Но Алекс продолжал смотреть только на неё. Не на сумку. Не на одежду. А прямо на её живот.

Через несколько минут женщина резко остановилась. Её лицо побледнело, она схватилась за живот и прошептала:

— Мне плохо…

Алекс зарычал и рванулся вперёд. Олег впервые за годы службы увидел в глазах собаки настоящий страх.

Когда врачи и полицейские выяснили, что именно пытался сказать им пёс…

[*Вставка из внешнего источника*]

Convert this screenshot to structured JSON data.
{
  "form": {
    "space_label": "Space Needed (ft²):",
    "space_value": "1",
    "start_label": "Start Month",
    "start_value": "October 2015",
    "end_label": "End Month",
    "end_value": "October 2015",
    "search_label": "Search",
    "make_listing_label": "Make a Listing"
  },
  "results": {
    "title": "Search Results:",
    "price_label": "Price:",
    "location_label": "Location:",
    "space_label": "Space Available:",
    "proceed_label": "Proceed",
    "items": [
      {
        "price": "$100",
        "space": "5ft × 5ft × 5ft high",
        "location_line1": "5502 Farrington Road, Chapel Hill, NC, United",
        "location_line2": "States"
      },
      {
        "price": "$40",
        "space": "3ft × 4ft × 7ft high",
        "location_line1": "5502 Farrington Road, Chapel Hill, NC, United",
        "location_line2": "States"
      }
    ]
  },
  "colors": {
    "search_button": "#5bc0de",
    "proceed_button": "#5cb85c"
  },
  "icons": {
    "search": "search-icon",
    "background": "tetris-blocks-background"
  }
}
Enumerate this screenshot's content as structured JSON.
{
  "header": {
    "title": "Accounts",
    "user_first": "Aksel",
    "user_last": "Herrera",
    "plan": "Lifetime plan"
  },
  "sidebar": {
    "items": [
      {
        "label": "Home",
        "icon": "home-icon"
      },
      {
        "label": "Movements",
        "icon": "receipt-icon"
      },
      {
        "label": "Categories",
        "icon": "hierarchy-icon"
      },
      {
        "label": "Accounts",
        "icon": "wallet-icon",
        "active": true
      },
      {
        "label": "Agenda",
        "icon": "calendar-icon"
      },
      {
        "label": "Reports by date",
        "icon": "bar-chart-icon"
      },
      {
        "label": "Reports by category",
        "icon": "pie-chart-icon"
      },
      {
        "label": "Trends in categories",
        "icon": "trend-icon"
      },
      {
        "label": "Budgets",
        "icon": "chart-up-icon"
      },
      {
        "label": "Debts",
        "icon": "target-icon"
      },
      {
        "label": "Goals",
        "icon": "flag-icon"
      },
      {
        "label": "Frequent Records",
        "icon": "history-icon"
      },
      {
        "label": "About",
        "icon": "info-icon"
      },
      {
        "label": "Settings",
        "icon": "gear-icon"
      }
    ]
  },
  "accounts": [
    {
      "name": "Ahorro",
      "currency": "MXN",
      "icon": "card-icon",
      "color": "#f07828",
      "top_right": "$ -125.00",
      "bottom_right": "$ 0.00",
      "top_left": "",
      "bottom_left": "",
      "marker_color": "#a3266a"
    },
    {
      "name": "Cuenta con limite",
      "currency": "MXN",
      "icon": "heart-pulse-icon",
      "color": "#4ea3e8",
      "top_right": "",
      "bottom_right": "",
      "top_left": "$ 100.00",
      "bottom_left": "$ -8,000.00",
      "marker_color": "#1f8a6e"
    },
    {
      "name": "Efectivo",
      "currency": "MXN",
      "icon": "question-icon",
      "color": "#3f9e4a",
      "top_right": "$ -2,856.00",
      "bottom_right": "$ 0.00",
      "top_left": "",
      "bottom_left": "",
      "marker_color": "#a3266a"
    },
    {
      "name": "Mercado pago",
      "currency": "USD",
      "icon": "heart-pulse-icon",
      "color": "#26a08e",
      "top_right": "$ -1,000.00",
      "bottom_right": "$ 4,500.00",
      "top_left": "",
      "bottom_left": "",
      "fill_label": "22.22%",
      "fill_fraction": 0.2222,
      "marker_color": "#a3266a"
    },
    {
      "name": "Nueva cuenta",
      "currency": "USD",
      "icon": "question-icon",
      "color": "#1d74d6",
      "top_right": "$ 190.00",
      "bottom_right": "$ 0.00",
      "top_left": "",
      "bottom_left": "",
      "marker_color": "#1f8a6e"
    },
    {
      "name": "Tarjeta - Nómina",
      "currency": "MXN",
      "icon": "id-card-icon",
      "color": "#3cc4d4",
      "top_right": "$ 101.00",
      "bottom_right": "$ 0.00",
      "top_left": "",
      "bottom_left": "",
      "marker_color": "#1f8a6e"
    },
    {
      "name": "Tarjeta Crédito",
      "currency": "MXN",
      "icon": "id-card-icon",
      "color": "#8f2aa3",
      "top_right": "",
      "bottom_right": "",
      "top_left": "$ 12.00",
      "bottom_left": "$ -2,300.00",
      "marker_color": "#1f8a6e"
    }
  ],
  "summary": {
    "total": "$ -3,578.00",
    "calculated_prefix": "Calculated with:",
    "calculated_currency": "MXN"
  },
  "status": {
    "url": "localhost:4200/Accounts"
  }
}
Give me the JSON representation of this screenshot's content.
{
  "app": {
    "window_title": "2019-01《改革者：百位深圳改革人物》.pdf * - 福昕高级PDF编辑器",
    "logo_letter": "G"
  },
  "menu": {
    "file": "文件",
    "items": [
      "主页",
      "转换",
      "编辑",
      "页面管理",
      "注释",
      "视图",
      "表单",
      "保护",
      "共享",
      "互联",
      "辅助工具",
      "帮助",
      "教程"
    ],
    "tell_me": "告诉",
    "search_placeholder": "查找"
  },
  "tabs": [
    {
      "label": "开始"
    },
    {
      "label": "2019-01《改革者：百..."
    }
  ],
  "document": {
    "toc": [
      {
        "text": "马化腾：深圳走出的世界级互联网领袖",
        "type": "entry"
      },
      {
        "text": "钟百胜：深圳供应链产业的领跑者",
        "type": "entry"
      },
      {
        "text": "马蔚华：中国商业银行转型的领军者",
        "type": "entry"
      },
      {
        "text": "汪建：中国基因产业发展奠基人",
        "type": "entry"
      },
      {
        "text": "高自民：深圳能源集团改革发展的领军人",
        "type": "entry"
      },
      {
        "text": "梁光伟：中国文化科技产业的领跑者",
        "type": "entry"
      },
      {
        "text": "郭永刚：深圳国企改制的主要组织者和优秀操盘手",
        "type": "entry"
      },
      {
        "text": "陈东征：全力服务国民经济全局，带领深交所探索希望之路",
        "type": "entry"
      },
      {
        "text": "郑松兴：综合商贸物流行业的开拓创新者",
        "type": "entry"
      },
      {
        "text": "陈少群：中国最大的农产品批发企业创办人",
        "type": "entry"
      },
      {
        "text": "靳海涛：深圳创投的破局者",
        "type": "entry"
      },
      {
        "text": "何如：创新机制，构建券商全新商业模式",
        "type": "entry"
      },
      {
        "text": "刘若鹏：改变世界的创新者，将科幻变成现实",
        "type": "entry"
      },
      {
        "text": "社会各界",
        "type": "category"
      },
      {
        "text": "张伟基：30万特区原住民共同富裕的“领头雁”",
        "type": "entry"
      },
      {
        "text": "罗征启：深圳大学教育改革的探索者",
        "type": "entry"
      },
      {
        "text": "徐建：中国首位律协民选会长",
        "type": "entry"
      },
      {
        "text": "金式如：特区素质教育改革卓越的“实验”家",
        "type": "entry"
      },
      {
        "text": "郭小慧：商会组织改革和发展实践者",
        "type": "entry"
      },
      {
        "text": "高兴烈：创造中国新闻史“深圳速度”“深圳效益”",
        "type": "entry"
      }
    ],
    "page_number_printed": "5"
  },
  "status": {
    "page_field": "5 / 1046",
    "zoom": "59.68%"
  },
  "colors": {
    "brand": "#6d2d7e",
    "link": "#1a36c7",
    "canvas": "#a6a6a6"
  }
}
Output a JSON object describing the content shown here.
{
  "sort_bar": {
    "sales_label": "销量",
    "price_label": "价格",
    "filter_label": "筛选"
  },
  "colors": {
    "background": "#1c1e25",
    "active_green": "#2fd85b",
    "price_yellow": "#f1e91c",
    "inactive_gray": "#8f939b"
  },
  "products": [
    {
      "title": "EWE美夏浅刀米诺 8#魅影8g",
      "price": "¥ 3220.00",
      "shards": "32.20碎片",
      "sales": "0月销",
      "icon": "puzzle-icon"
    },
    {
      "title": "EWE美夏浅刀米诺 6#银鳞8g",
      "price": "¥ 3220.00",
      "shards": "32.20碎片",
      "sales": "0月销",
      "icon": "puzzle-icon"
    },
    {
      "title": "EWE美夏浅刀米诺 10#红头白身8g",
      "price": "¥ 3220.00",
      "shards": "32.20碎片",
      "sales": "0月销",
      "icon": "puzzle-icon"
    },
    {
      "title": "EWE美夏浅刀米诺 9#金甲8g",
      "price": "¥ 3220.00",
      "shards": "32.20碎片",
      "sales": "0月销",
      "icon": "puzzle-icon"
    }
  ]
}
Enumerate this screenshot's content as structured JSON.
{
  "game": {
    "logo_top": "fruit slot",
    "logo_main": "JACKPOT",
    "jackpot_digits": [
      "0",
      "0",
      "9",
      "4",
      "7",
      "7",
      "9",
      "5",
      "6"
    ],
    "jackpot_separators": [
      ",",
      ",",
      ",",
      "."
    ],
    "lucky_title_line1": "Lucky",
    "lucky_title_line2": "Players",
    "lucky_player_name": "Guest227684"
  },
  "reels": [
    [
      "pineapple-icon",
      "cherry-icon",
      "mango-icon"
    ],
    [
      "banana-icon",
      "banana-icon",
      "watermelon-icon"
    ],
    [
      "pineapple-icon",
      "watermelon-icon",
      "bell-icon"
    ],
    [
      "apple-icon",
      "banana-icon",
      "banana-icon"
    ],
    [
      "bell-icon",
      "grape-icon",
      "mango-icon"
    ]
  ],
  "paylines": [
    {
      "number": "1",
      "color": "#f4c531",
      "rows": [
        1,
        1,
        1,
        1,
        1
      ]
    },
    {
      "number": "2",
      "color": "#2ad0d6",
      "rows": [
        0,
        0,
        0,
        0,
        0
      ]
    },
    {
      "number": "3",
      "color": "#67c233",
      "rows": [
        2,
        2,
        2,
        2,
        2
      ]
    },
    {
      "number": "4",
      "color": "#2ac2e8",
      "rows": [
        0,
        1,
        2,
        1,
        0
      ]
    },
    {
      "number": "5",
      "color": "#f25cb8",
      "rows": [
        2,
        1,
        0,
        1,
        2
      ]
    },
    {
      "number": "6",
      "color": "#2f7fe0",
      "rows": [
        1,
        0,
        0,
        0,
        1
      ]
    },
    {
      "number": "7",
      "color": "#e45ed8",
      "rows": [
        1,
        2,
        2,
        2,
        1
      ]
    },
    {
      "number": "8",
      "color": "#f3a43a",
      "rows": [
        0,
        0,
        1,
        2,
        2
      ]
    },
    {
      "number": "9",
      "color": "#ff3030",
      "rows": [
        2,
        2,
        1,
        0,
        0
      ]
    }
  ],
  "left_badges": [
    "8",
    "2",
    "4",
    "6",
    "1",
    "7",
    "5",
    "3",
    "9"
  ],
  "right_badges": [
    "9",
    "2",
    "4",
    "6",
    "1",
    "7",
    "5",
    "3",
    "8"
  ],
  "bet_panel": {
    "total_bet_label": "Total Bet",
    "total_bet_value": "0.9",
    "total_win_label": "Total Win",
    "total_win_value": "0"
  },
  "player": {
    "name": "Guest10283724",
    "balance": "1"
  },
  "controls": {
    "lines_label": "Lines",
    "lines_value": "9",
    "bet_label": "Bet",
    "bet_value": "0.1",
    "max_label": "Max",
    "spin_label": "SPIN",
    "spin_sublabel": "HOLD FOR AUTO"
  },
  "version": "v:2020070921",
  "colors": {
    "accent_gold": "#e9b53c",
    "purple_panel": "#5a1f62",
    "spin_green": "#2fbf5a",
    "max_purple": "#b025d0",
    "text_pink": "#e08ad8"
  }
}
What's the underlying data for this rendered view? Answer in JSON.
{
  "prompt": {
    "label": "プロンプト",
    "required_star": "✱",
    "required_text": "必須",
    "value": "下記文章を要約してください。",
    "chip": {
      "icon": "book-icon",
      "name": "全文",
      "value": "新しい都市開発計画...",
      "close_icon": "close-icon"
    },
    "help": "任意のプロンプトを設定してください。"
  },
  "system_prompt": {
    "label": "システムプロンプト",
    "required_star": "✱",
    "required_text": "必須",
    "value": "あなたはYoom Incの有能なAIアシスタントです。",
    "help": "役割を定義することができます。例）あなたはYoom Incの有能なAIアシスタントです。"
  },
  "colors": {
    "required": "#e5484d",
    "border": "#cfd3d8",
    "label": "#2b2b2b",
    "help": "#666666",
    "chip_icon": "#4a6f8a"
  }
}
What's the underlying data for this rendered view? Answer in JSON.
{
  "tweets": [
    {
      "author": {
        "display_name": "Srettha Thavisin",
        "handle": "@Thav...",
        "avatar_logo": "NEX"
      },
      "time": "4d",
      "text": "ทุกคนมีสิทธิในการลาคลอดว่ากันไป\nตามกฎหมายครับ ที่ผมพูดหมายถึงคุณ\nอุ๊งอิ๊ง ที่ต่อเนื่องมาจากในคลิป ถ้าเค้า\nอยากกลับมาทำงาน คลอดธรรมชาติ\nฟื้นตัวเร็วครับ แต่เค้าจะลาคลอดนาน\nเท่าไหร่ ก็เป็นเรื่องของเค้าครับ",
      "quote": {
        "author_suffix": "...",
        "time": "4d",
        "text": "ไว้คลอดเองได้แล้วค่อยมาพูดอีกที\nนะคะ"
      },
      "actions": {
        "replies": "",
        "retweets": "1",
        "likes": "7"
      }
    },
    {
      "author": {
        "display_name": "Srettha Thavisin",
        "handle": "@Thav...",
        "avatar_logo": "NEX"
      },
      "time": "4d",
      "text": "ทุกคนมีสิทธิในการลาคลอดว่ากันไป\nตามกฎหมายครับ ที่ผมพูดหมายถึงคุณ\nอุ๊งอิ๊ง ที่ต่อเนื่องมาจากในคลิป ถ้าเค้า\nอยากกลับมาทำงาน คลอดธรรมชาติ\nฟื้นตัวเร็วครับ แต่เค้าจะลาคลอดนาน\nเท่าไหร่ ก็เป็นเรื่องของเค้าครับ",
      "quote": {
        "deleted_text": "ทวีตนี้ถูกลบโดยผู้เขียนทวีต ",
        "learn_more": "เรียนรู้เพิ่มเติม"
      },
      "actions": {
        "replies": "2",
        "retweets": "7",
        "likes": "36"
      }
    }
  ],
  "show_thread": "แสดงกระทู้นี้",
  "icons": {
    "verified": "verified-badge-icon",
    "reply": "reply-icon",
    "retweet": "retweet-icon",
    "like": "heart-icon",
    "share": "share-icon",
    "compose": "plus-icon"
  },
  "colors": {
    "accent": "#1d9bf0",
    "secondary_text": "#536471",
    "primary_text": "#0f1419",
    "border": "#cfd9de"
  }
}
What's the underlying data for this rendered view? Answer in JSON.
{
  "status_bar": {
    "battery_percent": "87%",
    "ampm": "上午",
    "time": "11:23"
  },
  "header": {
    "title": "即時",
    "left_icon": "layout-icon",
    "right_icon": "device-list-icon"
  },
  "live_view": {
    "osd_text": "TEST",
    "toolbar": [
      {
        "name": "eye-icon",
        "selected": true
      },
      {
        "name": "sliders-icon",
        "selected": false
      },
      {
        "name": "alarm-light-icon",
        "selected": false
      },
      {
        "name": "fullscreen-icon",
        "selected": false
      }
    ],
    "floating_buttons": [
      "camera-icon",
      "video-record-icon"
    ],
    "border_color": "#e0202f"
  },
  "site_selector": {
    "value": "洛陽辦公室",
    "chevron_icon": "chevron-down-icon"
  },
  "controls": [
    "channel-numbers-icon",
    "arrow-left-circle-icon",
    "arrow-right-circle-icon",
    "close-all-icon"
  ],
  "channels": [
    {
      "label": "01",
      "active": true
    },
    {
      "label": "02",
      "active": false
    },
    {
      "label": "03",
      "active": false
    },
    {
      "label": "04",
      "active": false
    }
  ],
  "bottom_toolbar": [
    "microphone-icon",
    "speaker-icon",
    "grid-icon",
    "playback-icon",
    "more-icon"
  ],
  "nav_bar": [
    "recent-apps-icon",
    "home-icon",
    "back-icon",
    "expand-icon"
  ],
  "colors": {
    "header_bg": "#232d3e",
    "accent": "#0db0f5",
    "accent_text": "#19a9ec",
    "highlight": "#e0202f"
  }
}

Скорая стояла у входа в зал ожидания уже семь минут. Марина лежала на составленных стульях, под голову ей подсунули чью-то куртку. Фельдшер, полная женщина лет пятидесяти, натянула перчатки, глянула на бледное лицо, на давление, потом коротко спросила:

— Кровило?

Марина закрыла глаза.

— Немного. Второй день.

— Немного, — повторила фельдшер и обернулась к напарнику. — Двадцать девять недель, отслойка, похоже. Поехали, не тяни.

Олег стоял рядом и держал Алекса за поводок так, будто пёс мог вырваться. Алекс не рвался. Он сел у носилок и смотрел, как женщину перекладывают, и, когда её увезли к дверям, пошёл следом, пока поводок не натянулся.

— Он у вас на взрывчатку? — спросил второй фельдшер, уже на ходу.

— На взрывчатку.

— А среагировал на кровь. Бывает. Собаке-то всё равно, что мы ей в дипломе написали.

Двери хлопнули, машина пошла с мигалкой в сторону Садового. На полу у колонны остался пакет с бутылкой воды и белая детская кофточка, которая выпала, когда Марину поднимали. Олег подобрал её, отряхнул и почему-то не отдал никому, а сунул в карман форменной куртки.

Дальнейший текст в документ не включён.